Real Estate News

Advising Different Kinds of Sellers For Showings

by Dirk Zeller
Friday, October 23, 2009

At the point of staging a home for sale, each of these personality types brings favorable and unfavorable qualities to the task. The secret is to prepare yourself and your advice by learning early in the relationship just who you're working with.

Mr. Fix-It: This seller is ready, willing, and even enthusiastic to dive in and go way overboard completing projects before the home is ready to be shown.

Think of Tim "The Tool man" Taylor and you'll have a good idea of this seller's enthusiasm and approach. Then think of the results you've seen on the Home Improvement show for a good sense of the kind of outcome that may be in the script. Your only problem is Al won't be around when you need him.

The Downside: Mr. Fix-It has all the tools and is ready to use them at the drop of a hat. The problem is the work may not be done to industry standards, and so instead of an improved condition the home could end up with more problems than it had to begin with.

The Solution: When you spot a Mr. Fix-It, discuss changes in detail before any work begins. Discuss industry standards of quality. Ask: If a licensed and bonded contractor did the work, what would the finished product look like? Ask about industry standards for nailing, painting, gluing, plumbing, tiling, sheet rocking, roofing, and other tasks that may sound easier than they really are. Bring the seller's spouse or significant other into the conversation. The person who lives with a Mr. Fix-It understands where the power tool obsession ends and repair ability begins. With luck and skill, together you'll keep enthusiasm in check and put a damper on the idea to jack up and rotate the house so that the front yard becomes the back yard and the kids have more room to play.

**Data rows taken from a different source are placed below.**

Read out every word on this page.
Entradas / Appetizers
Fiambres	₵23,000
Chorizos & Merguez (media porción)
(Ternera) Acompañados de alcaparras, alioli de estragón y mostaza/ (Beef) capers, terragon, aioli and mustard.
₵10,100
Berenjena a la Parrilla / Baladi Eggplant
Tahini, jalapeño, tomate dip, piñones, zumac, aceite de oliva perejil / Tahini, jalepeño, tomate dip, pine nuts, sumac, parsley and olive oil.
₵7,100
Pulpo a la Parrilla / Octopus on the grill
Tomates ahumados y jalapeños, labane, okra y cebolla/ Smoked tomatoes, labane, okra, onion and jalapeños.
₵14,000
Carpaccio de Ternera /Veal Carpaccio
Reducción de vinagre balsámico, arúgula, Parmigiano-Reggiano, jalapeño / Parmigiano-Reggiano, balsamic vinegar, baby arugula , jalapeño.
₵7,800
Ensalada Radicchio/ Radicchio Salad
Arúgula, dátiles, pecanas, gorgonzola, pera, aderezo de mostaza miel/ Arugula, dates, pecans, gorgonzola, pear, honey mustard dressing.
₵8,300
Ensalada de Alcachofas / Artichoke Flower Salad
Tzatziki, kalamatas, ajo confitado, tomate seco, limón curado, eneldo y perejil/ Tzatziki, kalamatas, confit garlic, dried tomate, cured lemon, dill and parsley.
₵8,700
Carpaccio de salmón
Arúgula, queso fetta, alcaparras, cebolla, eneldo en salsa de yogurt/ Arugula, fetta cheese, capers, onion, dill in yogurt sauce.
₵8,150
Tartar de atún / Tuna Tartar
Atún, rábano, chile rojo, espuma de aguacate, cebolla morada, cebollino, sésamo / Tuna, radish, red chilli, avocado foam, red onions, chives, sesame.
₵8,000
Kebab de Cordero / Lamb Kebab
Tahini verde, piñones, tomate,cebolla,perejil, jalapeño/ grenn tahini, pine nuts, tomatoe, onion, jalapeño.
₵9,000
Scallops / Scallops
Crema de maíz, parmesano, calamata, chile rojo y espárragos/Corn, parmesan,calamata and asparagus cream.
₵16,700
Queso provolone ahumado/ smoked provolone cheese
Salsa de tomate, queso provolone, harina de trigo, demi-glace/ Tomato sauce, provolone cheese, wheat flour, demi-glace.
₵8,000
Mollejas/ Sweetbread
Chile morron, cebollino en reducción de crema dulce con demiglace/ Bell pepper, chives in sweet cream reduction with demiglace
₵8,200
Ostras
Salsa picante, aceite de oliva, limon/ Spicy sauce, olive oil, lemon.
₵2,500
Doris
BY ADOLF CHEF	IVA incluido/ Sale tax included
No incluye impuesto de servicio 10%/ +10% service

The gung-ho renovator: These are owners who do everything way over the top. When it's time to preparing their home for sale, they want to practically create a whole new house before marketing begins. Once their makeover is complete, they sometimes find the result so impressive that they pull the property off the market and stay to enjoy the outcome of their efforts.

The Downside: Without good counsel, these owners cross the line between repairs and remodeling. Along the way, they spend way too much time and far more money than they can recover when they sell.

The Solution: Be clear about the seller's objective when preparing a home for sale. Impress upon the owners that the aim is to economically increase the warmth and desirability of the home and to remove potential objections that buyers might have against the home. The goal is not to achieve perfection. Remind them that in home fix-up, repair, and staging there is a point of diminishing return. It's easy for the gung-ho seller to cross that line.

Stuck in the 60s: With no further description, you know the look of this seller's home. From furnishings to artwork to floor coverings and color schemes, the entire place is decades out of style and, worse, the owners love it the way it is. I know firsthand, because I watched as the family home I grew up in sat too long on the market because it was stuck in the past. My mother loved the colors of the 60s and was resolute to keep them in place for as long as she was alive.

The Problem: The décor is so overwhelmingly dated that buyers have a hard time getting past the aesthetics and imagining. Struggling to visualize what it would be like to redecorate and move into the home.

The Solution: Somehow, you have to point out to the sellers that the look of the 60s (or 70s, for that matter) needs to be toned down, dialed back, or moved forward a few notches in order gain buyer interest in the home. Younger buyers have no nostalgia for the "old days" and many older buyers don't care to remember the décor from that era. Don't expect a complete redecoration: Often the best you can hope for is removal of the shag carpet. From that point, you may have to artfully sell around the avocado-colored appliances.

The couch potato: Coach potatoes want top dollar for their home but don't want to lift a finger to get it. Their favorite tool is the remote control.

The Problem: Sellers in this category claim complete satisfaction with their home just the way it is. They don't want to clean it up, pick it up, or repair it so it works. They feel that someone out there is willing to pay top dollar for the home, regardless of its mediocre condition. They simply want the agent to find them the right buyer. These are also the people who insist they always win when they go to Las Vegas.

The Solution: Seek a compromise. Make a list of recommended repairs and get the owner to take action on at least some items, because something is better than nothing. Then work to adjust the owner's price expectations in light of the property condition you have exposed. It seems the owner either has to settle for repairs or a lower asking price; they can't have it both ways without hurting the agent's stats. The calculator These sellers could be the most difficult of all. They can tell you in detail about every investment they ever made in their home. If you want, they'll be happy to provide you with receipts.

The Downside: These sellers expect to recoup every dollar they ever spent fixing up their home. If you counsel that additional work is needed to prepare the home for sale, they'll expect the sale proceeds to reflect at least a dollar-for-dollar reimbursement of the expenses involved.

The Solution: Reorient the sellers' view of the task at hand. Explain that the recommended investment covers improvements that bring the home back up to expected consumer standards and make it competitive in the current marketplace. Get the owners to understand that they are preparing their home not to achieve a higher sales price, but to gain buyer consideration that leads to a timely purchase offer.